Federal Election Commission records show that Dalton ultimately donated to Cornyn’s leadership committee, the Alamo PAC, providing $1,000 in 2017 and $500 in 2018.
In a statement to The Intercept, Antelo explained that her team “spent time on Capitol Hill educating members of Congress about the need to replace aging license plate reader cameras at US land borders, including the allocation of funds to be made available for an open, competitive bid procurement for their replacement.”
“Perceptics supports the mission of homeland security and continues to have every confidence in the superior quality of their equipment,” she added.
SINCE THE ATTACKS on September 11, 2001, the government has spent nearly $1 trillion on a variety of counterterrorism and Homeland Security measures. The wave of cash has flowed to a range of private contractors, including those with a special focus on technology used to identify and track individuals and vehicles entering the country.

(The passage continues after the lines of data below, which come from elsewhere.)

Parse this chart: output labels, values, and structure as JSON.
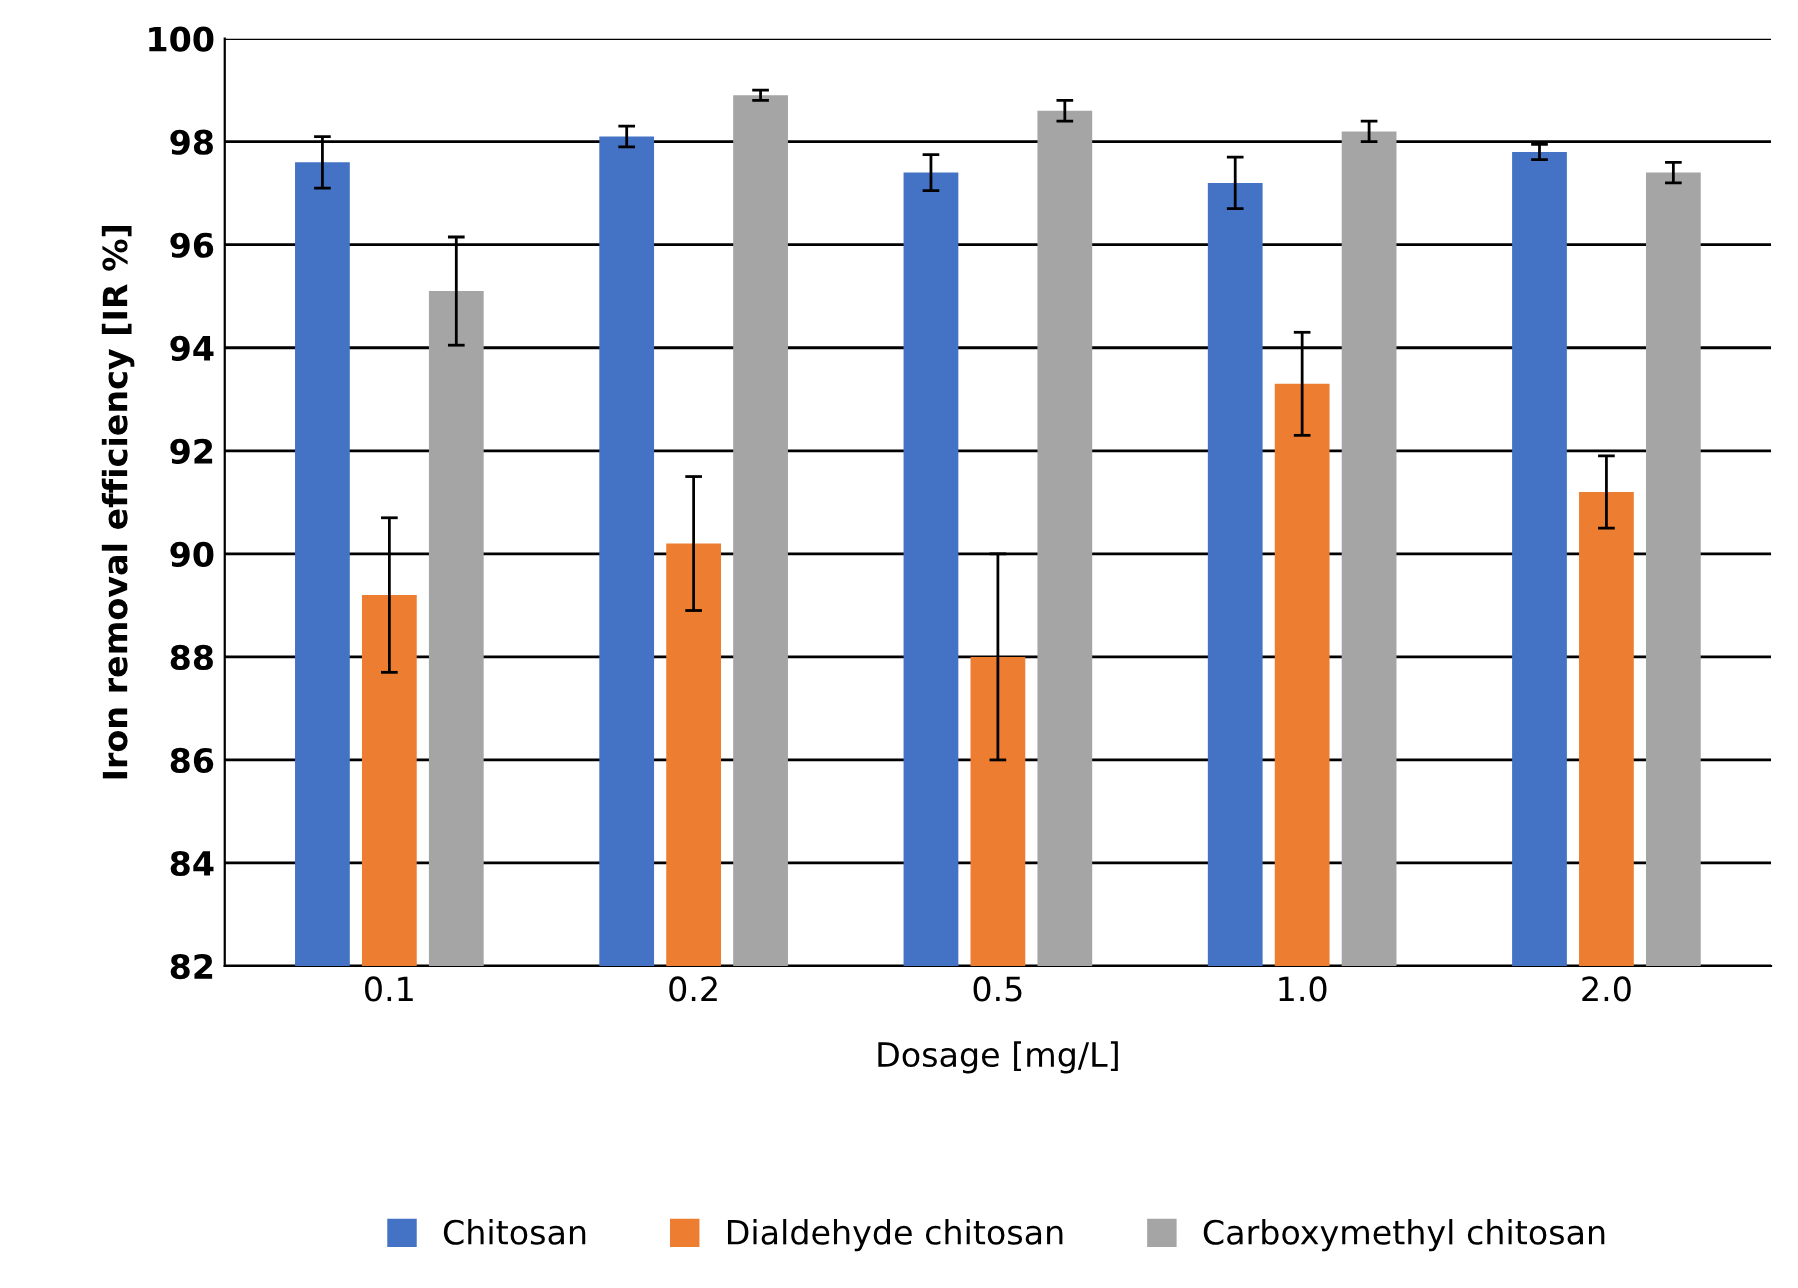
{
  "chart_data": {
    "type": "bar",
    "xlabel": "Dosage [mg/L]",
    "ylabel": "Iron removal efficiency [IR %]",
    "categories": [
      "0.1",
      "0.2",
      "0.5",
      "1.0",
      "2.0"
    ],
    "series": [
      {
        "name": "Chitosan",
        "color": "#4472c4",
        "values": [
          97.6,
          98.1,
          97.4,
          97.2,
          97.8
        ],
        "errors": [
          0.5,
          0.2,
          0.35,
          0.5,
          0.15
        ]
      },
      {
        "name": "Dialdehyde chitosan",
        "color": "#ed7d31",
        "values": [
          89.2,
          90.2,
          88.0,
          93.3,
          91.2
        ],
        "errors": [
          1.5,
          1.3,
          2.0,
          1.0,
          0.7
        ]
      },
      {
        "name": "Carboxymethyl chitosan",
        "color": "#a5a5a5",
        "values": [
          95.1,
          98.9,
          98.6,
          98.2,
          97.4
        ],
        "errors": [
          1.05,
          0.1,
          0.2,
          0.2,
          0.2
        ]
      }
    ],
    "ylim": [
      82,
      100
    ],
    "yticks": [
      82,
      84,
      86,
      88,
      90,
      92,
      94,
      96,
      98,
      100
    ],
    "grid": "y",
    "legend": "bottom"
  }
}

While government austerity measures in 2011 briefly slowed down the spending spree, the immigration debates in Congress, which have often centered around border security, have revived efforts by industry to harness government spending on surveillance, detention, and other forms of security technology. The 2013 bipartisan immigration bill, for example, included money for drones, helicopters, detention centers, and an array of surveillance technology to prevent future unauthorized immigration.
Drew Brandewie, a spokesperson for Cornyn, wrote in an email to The Intercept that “LPR technology has been deployed on the border for a long time and has been included in many immigration/border security bills and supported on a bipartisan basis,” and noted that LPRs were also included in the 2013 bipartisan immigration bill.
It’s well known that the politics of immigration have long reflected a compromise between conservatives seeking greater enforcement on unauthorized immigration and liberals seeking legal protections for individuals without documentation. In private, however, the many private contractors that seek to profit from conservative demands on border security have a hidden hand in crafting the legislative text.